"Can't be done, Penny. I want to stay here alone for a while and mull things over. But I'd like to have a long talk with you tomorrow."

"Come to Sunday dinner. Mother loves murder mysteries," she suggested. Then realization swept over her. Her brown eyes widened, filled with terror. "Stop thinking one of us did it! Stop, I tell you!"

"Can you stop, Penny?" he asked gently.

But she fled from him, sobbing wildly for the first time that long, horrible evening. Dundee, watching from the doorway of the lighted hall, saw the chauffeur open the rear door of the Dunlap limousine, saw Penny catapult herself into Lois Dunlap's outstretched arms....

"When did the Dunlap chauffeur call for his mistress?" he asked Strawn, who stood beside him.

"About ten minutes after you arrived," Strawn answered wearily. "Said he'd dropped Mrs. Dunlap and the Selim woman at about 2:30 and had been ordered to return around 6:30.... Knows nothing, of course." The chief of the Homicide Squad drew a deep breath. "Well, Bonnie, he has nothing on me. In spite of all the palaver I don't know nothing either."

"You need some dinner, chief," Dundee suggested. "And the boys must be getting hungry, too."

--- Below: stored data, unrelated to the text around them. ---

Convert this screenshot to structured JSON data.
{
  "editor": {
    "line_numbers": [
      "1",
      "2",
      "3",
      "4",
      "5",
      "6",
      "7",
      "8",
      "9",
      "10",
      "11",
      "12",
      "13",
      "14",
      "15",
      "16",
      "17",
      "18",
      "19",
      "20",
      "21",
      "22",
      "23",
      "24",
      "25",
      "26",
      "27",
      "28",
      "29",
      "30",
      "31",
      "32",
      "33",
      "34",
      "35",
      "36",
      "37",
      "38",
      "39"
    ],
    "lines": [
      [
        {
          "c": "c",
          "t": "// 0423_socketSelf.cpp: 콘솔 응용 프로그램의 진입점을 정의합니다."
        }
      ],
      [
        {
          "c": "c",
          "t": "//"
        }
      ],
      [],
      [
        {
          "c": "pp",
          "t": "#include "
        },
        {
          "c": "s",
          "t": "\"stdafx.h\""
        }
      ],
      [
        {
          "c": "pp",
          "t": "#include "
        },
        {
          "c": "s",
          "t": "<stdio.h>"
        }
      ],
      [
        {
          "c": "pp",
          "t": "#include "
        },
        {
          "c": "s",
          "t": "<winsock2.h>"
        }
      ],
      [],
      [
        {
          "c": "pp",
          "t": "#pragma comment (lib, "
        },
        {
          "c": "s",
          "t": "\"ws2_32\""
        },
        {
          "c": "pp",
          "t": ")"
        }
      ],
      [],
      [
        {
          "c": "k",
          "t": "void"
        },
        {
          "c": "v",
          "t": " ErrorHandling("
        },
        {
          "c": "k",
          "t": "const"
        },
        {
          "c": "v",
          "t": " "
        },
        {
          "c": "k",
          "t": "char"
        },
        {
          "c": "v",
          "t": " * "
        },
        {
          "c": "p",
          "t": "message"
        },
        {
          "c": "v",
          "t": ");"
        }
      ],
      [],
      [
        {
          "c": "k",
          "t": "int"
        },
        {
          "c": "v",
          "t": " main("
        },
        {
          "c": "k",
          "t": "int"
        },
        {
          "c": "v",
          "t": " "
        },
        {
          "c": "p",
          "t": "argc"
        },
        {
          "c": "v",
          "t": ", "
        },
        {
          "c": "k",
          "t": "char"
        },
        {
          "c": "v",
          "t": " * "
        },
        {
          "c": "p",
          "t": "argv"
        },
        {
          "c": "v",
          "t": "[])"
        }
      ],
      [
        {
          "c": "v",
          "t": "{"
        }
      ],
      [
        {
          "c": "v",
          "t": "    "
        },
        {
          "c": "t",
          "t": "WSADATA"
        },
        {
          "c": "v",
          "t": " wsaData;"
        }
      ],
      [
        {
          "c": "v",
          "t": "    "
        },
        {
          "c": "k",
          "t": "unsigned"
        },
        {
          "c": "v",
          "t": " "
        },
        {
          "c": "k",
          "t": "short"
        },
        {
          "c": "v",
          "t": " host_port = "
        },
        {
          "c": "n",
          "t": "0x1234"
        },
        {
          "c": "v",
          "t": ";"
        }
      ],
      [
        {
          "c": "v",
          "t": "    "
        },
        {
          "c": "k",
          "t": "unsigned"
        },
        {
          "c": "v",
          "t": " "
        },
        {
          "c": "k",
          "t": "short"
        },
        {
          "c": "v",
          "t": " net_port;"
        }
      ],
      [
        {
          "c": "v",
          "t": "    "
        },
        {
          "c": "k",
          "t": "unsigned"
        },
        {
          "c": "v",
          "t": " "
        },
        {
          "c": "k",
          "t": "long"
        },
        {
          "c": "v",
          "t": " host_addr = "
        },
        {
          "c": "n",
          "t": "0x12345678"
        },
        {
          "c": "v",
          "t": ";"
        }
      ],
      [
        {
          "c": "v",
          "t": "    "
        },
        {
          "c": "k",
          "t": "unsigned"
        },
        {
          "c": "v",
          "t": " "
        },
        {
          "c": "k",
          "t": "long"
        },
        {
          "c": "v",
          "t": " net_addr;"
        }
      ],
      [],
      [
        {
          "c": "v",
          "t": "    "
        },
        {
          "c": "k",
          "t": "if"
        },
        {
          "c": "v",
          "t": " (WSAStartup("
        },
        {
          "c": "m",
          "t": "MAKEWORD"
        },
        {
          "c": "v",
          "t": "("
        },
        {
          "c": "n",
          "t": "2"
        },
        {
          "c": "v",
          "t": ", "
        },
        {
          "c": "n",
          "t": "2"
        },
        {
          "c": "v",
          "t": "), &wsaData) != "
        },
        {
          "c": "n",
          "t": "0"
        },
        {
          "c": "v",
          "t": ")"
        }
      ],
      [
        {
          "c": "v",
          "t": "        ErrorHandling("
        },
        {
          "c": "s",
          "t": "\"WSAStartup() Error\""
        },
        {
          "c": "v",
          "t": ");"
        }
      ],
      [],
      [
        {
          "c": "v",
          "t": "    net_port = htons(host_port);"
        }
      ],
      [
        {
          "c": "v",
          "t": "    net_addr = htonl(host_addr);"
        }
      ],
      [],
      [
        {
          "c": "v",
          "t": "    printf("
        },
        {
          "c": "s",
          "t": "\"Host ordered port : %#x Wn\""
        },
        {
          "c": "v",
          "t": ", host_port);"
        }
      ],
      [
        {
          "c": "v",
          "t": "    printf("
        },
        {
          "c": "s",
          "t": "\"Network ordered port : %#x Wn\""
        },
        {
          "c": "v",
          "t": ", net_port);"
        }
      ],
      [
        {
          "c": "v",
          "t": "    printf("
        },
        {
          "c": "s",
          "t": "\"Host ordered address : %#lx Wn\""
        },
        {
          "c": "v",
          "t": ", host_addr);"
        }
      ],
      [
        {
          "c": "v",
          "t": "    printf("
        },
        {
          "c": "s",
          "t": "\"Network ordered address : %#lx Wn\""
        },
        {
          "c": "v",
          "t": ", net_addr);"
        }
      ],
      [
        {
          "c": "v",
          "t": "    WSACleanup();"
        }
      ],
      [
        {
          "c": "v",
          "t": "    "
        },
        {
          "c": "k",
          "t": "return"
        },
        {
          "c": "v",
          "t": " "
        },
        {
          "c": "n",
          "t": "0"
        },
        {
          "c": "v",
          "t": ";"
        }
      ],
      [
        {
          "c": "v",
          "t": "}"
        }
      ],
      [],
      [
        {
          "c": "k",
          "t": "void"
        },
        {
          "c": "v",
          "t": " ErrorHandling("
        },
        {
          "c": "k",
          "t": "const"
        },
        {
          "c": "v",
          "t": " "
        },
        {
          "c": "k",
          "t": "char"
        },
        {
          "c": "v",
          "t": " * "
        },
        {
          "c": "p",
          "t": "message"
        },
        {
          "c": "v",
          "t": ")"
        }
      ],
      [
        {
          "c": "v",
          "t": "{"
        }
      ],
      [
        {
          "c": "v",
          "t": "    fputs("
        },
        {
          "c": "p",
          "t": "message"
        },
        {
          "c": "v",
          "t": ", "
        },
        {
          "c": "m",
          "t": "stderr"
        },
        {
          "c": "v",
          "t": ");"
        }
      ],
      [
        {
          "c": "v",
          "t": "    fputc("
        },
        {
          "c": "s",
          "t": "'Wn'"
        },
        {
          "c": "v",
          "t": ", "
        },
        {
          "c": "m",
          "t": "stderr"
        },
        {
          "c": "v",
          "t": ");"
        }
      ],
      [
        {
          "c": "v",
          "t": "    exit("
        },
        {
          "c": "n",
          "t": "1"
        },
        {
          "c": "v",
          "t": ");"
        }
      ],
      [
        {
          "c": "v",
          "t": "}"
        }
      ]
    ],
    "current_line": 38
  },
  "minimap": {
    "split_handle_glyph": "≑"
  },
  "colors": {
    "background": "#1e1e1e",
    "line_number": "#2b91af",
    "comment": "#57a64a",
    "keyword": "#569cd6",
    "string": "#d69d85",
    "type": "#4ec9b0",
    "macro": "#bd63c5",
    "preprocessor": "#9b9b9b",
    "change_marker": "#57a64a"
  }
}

"Somebody's got to guard the house, I suppose," Strawn gloomed. "Not that it will do any good.... And what about that maid—that Carr woman? Shall I lock her up on general principles?"

"No. I want to have another talk with her, and if she bucks at spending the night here, I'll take her to the Rhodes House, and turn her over to my old friend, Mother Rhodes. We haven't anything on her, you know."

"No, nor on anybody else, except that old fool, Marshall, and we can't clap him into jail—yet," Strawn agreed, his grey eyes twinkling.